Near misses and accidents remain two of the most prevalent undesired incidents in metro construction, posing significant threats to safety. While these incidents often share common causal factors, the large number of factors involved in these incidents and the intricate relationships among them make it difficult to identify potential hazards and formulate targeted prevention measures. To address this challenge, this study applied complex network theory to systematically examine the interrelationships among causal factors of metro construction incidents. A case study approach was adopted, drawing on more than 4,000 near-miss and accident reports collected from multiple sources, such as government websites and construction sites. Accident chains and near-miss causation-attribute chains were extracted based on a comprehensive list of causal factors and work attributes (i.e., construction phase, construction area, and worker type).
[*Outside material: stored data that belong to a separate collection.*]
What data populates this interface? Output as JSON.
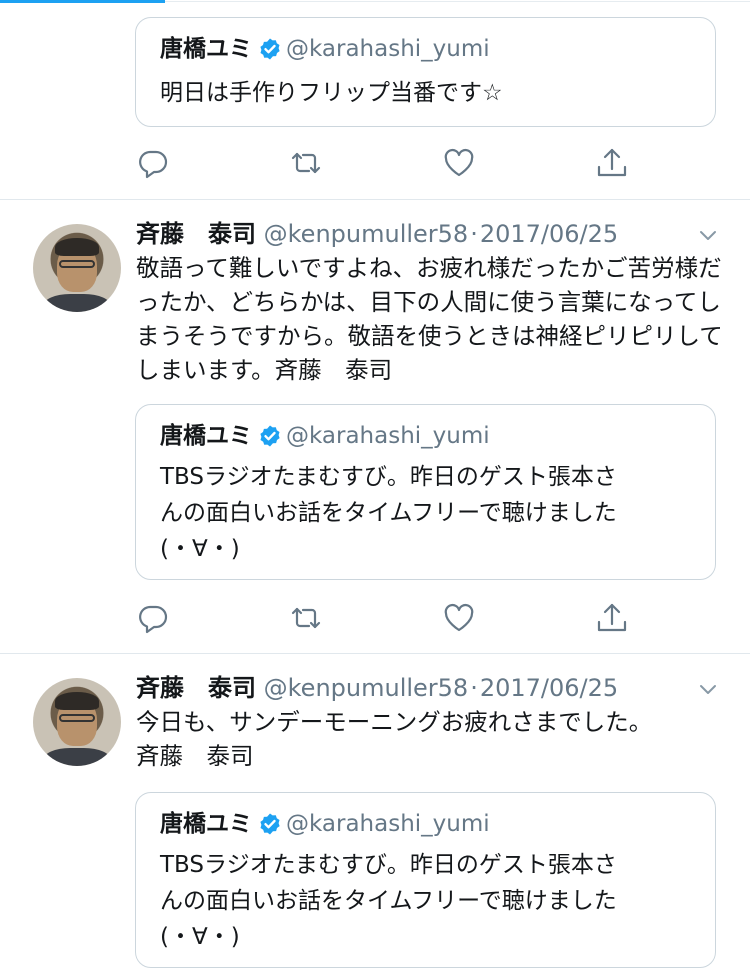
{
  "quoted_account": {
    "name": "唐橋ユミ",
    "handle": "@karahashi_yumi"
  },
  "tweets": [
    {
      "quote": {
        "text": "明日は手作りフリップ当番です☆"
      }
    },
    {
      "author_name": "斉藤　泰司",
      "author_handle": "@kenpumuller58",
      "separator": "·",
      "date": "2017/06/25",
      "text": "敬語って難しいですよね、お疲れ様だったかご苦労様だったか、どちらかは、目下の人間に使う言葉になってしまうそうですから。敬語を使うときは神経ピリピリしてしまいます。斉藤　泰司",
      "quote": {
        "text_line1": "TBSラジオたまむすび。昨日のゲスト張本さ",
        "text_line2": "んの面白いお話をタイムフリーで聴けました",
        "text_line3": "(・∀・)"
      }
    },
    {
      "author_name": "斉藤　泰司",
      "author_handle": "@kenpumuller58",
      "separator": "·",
      "date": "2017/06/25",
      "text_line1": "今日も、サンデーモーニングお疲れさまでした。",
      "text_line2": "斉藤　泰司",
      "quote": {
        "text_line1": "TBSラジオたまむすび。昨日のゲスト張本さ",
        "text_line2": "んの面白いお話をタイムフリーで聴けました",
        "text_line3": "(・∀・)"
      }
    }
  ],
  "icons": {
    "reply": "reply-icon",
    "retweet": "retweet-icon",
    "like": "heart-icon",
    "share": "share-icon",
    "verified": "verified-badge-icon",
    "menu": "chevron-down-icon"
  },
  "colors": {
    "accent": "#1da1f2",
    "secondary_text": "#657786",
    "icon_gray": "#657786",
    "border": "#ccd6dd"
  }
}
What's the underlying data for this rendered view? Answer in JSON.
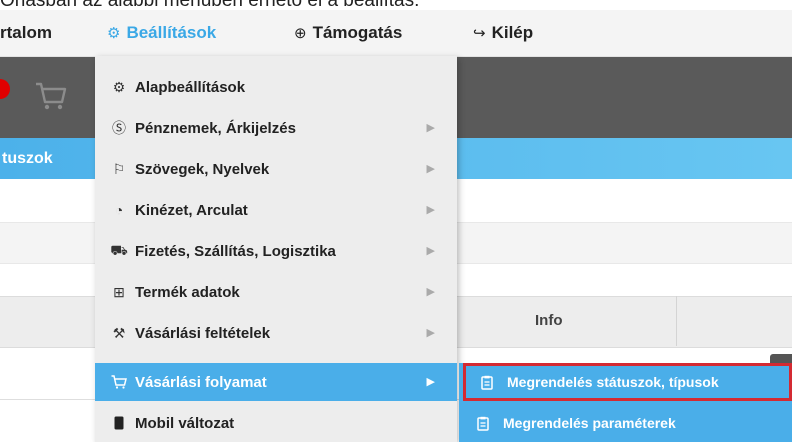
{
  "caption": "Ónásban az alábbi menüben érhető el a beállítás:",
  "topnav": {
    "items": [
      {
        "label": "rtalom",
        "icon": ""
      },
      {
        "label": "Beállítások",
        "icon": "gear-icon"
      },
      {
        "label": "Támogatás",
        "icon": "lifebuoy-icon"
      },
      {
        "label": "Kilép",
        "icon": "logout-icon"
      }
    ]
  },
  "bluebar": {
    "label": "tuszok"
  },
  "table": {
    "header_info": "Info"
  },
  "menu": {
    "items": [
      {
        "label": "Alapbeállítások",
        "icon": "gears-icon",
        "has_submenu": false
      },
      {
        "label": "Pénznemek, Árkijelzés",
        "icon": "currency-icon",
        "has_submenu": true
      },
      {
        "label": "Szövegek, Nyelvek",
        "icon": "flag-icon",
        "has_submenu": true
      },
      {
        "label": "Kinézet, Arculat",
        "icon": "palette-icon",
        "has_submenu": true
      },
      {
        "label": "Fizetés, Szállítás, Logisztika",
        "icon": "truck-icon",
        "has_submenu": true
      },
      {
        "label": "Termék adatok",
        "icon": "gift-icon",
        "has_submenu": true
      },
      {
        "label": "Vásárlási feltételek",
        "icon": "gavel-icon",
        "has_submenu": true
      },
      {
        "label": "Vásárlási folyamat",
        "icon": "cart-icon",
        "has_submenu": true,
        "active": true
      },
      {
        "label": "Mobil változat",
        "icon": "mobile-icon",
        "has_submenu": false
      }
    ]
  },
  "submenu": {
    "items": [
      {
        "label": "Megrendelés státuszok, típusok",
        "icon": "clipboard-icon",
        "highlighted": true
      },
      {
        "label": "Megrendelés paraméterek",
        "icon": "clipboard-icon",
        "highlighted": false
      }
    ]
  },
  "colors": {
    "accent": "#4aaee9",
    "highlight_border": "#d42a32",
    "dark_band": "#5a5a5a"
  }
}
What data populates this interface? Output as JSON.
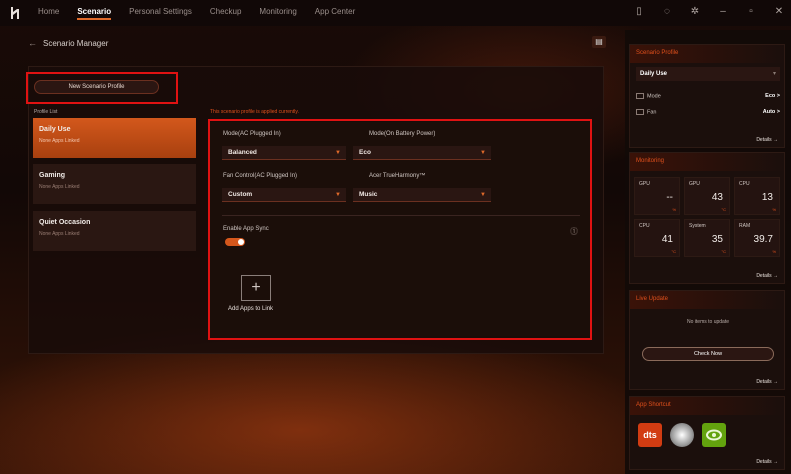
{
  "nav": {
    "tabs": [
      "Home",
      "Scenario",
      "Personal Settings",
      "Checkup",
      "Monitoring",
      "App Center"
    ],
    "active": "Scenario"
  },
  "header": {
    "title": "Scenario Manager"
  },
  "main": {
    "new_profile_label": "New Scenario Profile",
    "profile_list_label": "Profile List",
    "notice": "This scenario profile is applied currently.",
    "profiles": [
      {
        "name": "Daily Use",
        "sub": "None Apps Linked"
      },
      {
        "name": "Gaming",
        "sub": "None Apps Linked"
      },
      {
        "name": "Quiet Occasion",
        "sub": "None Apps Linked"
      }
    ],
    "settings": {
      "mode_ac_label": "Mode(AC Plugged In)",
      "mode_ac_value": "Balanced",
      "mode_batt_label": "Mode(On Battery Power)",
      "mode_batt_value": "Eco",
      "fan_label": "Fan Control(AC Plugged In)",
      "fan_value": "Custom",
      "audio_label": "Acer TrueHarmony™",
      "audio_value": "Music",
      "sync_label": "Enable App Sync",
      "add_apps_label": "Add Apps to Link"
    }
  },
  "sidebar": {
    "scenario_profile": {
      "title": "Scenario Profile",
      "selected": "Daily Use",
      "mode_label": "Mode",
      "mode_value": "Eco >",
      "fan_label": "Fan",
      "fan_value": "Auto >",
      "details": "Details →"
    },
    "monitoring": {
      "title": "Monitoring",
      "cells": [
        {
          "label": "GPU",
          "value": "--",
          "unit": "%"
        },
        {
          "label": "GPU",
          "value": "43",
          "unit": "°C"
        },
        {
          "label": "CPU",
          "value": "13",
          "unit": "%"
        },
        {
          "label": "CPU",
          "value": "41",
          "unit": "°C"
        },
        {
          "label": "System",
          "value": "35",
          "unit": "°C"
        },
        {
          "label": "RAM",
          "value": "39.7",
          "unit": "%"
        }
      ],
      "details": "Details →"
    },
    "live_update": {
      "title": "Live Update",
      "message": "No items to update",
      "check_label": "Check Now",
      "details": "Details →"
    },
    "app_shortcut": {
      "title": "App Shortcut",
      "apps": [
        "dts",
        "disc",
        "nvidia"
      ],
      "details": "Details →"
    }
  },
  "colors": {
    "accent": "#d5571c",
    "highlight": "#e01212"
  }
}
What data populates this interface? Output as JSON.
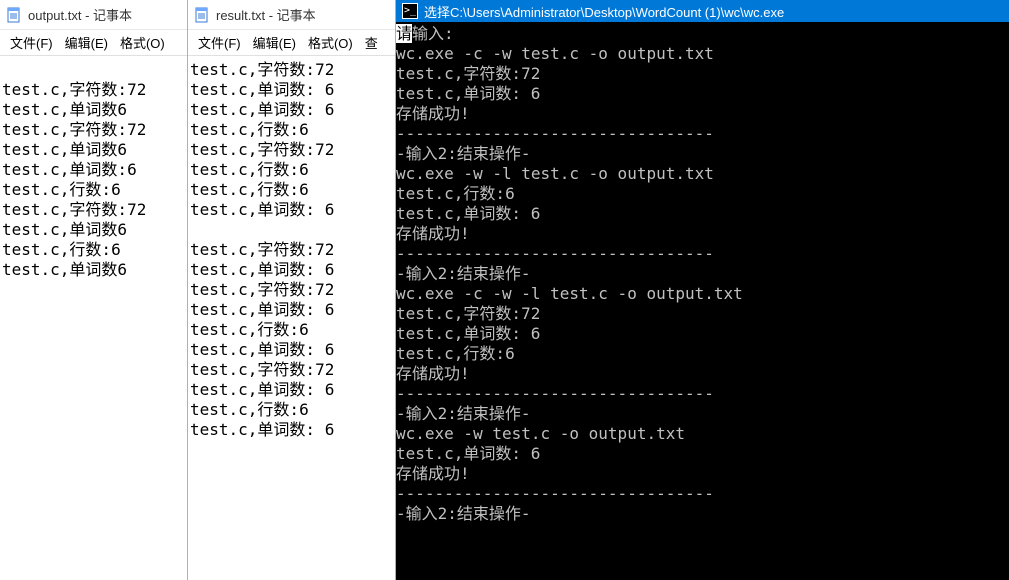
{
  "win1": {
    "title": "output.txt - 记事本",
    "menu": [
      "文件(F)",
      "编辑(E)",
      "格式(O)"
    ],
    "lines": [
      "",
      "test.c,字符数:72",
      "test.c,单词数6",
      "test.c,字符数:72",
      "test.c,单词数6",
      "test.c,单词数:6",
      "test.c,行数:6",
      "test.c,字符数:72",
      "test.c,单词数6",
      "test.c,行数:6",
      "test.c,单词数6"
    ]
  },
  "win2": {
    "title": "result.txt - 记事本",
    "menu": [
      "文件(F)",
      "编辑(E)",
      "格式(O)",
      "查"
    ],
    "lines": [
      "test.c,字符数:72",
      "test.c,单词数: 6",
      "test.c,单词数: 6",
      "test.c,行数:6",
      "test.c,字符数:72",
      "test.c,行数:6",
      "test.c,行数:6",
      "test.c,单词数: 6",
      "",
      "test.c,字符数:72",
      "test.c,单词数: 6",
      "test.c,字符数:72",
      "test.c,单词数: 6",
      "test.c,行数:6",
      "test.c,单词数: 6",
      "test.c,字符数:72",
      "test.c,单词数: 6",
      "test.c,行数:6",
      "test.c,单词数: 6"
    ]
  },
  "console": {
    "title": "选择C:\\Users\\Administrator\\Desktop\\WordCount (1)\\wc\\wc.exe",
    "highlight_first": "请",
    "highlight_rest": "输入:",
    "lines": [
      "wc.exe -c -w test.c -o output.txt",
      "test.c,字符数:72",
      "test.c,单词数: 6",
      "存储成功!",
      "---------------------------------",
      "-输入2:结束操作-",
      "wc.exe -w -l test.c -o output.txt",
      "test.c,行数:6",
      "test.c,单词数: 6",
      "存储成功!",
      "---------------------------------",
      "-输入2:结束操作-",
      "wc.exe -c -w -l test.c -o output.txt",
      "test.c,字符数:72",
      "test.c,单词数: 6",
      "test.c,行数:6",
      "存储成功!",
      "---------------------------------",
      "-输入2:结束操作-",
      "wc.exe -w test.c -o output.txt",
      "test.c,单词数: 6",
      "存储成功!",
      "---------------------------------",
      "-输入2:结束操作-",
      ""
    ]
  }
}
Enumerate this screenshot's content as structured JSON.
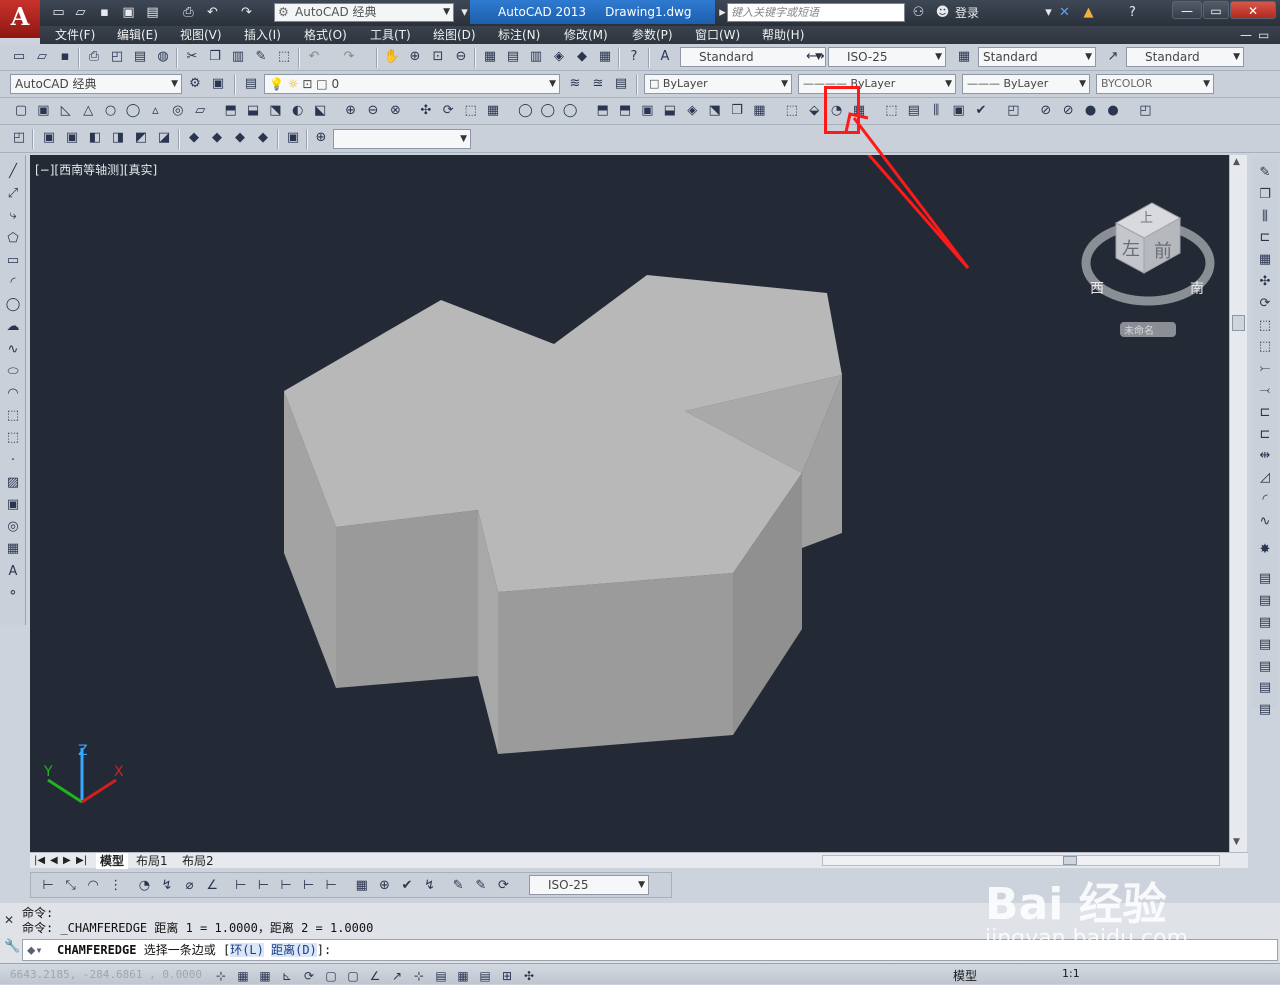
{
  "title_bar": {
    "logo": "A",
    "workspace": "AutoCAD 经典",
    "app_name": "AutoCAD 2013",
    "doc_name": "Drawing1.dwg",
    "search_placeholder": "键入关键字或短语",
    "login_label": "登录",
    "minimize": "—",
    "restore": "▭",
    "close": "✕"
  },
  "menu": [
    "文件(F)",
    "编辑(E)",
    "视图(V)",
    "插入(I)",
    "格式(O)",
    "工具(T)",
    "绘图(D)",
    "标注(N)",
    "修改(M)",
    "参数(P)",
    "窗口(W)",
    "帮助(H)"
  ],
  "styles_toolbar": {
    "text_style": "Standard",
    "dim_style": "ISO-25",
    "table_style": "Standard",
    "multileader_style": "Standard"
  },
  "workspace_combo": "AutoCAD 经典",
  "layer_combo": "0",
  "properties": {
    "color": "ByLayer",
    "linetype": "ByLayer",
    "lineweight": "ByLayer",
    "plotstyle": "BYCOLOR"
  },
  "viewport": {
    "label": "[−][西南等轴测][真实]",
    "viewcube": {
      "top": "上",
      "left": "左",
      "front": "前",
      "west": "西",
      "south": "南",
      "wcs": "未命名"
    }
  },
  "tabs": [
    "模型",
    "布局1",
    "布局2"
  ],
  "dim_toolbar": {
    "dim_style": "ISO-25"
  },
  "command": {
    "history": [
      "命令:",
      "命令: _CHAMFEREDGE 距离 1 = 1.0000，距离 2 = 1.0000"
    ],
    "prompt_cmd": "CHAMFEREDGE",
    "prompt_text": "选择一条边或",
    "opt_ring": "环(L)",
    "opt_distance": "距离(D)",
    "prompt_tail": "]:"
  },
  "status": {
    "coords": "6643.2185, -284.6861 , 0.0000",
    "model": "模型",
    "scale": "1:1"
  },
  "watermark": {
    "text": "Bai 经验",
    "url": "jingyan.baidu.com"
  },
  "colors": {
    "viewport_bg": "#232a35",
    "solid_top": "#b6b6b6",
    "highlight": "#ff0000"
  }
}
They were then used to construct a two-layer Metro Construction Incident Network (MCIN), capturing the multifaceted interactions between factors. Robustness assessment indicated that strength-based attack was one of the most effective strategies for incident prevention. Also, network topology analysis identified critical causal factors of accidents and near misses and revealed their occurrence patterns across different work attributes. Integrating work attributes into analysis provides greater flexibility for developing targeted prevention strategies for safety risks that are prone to incidents. The findings offer both theoretical insight for advancing accident causation analysis and practical guidance for improving safety risk management in metro construction.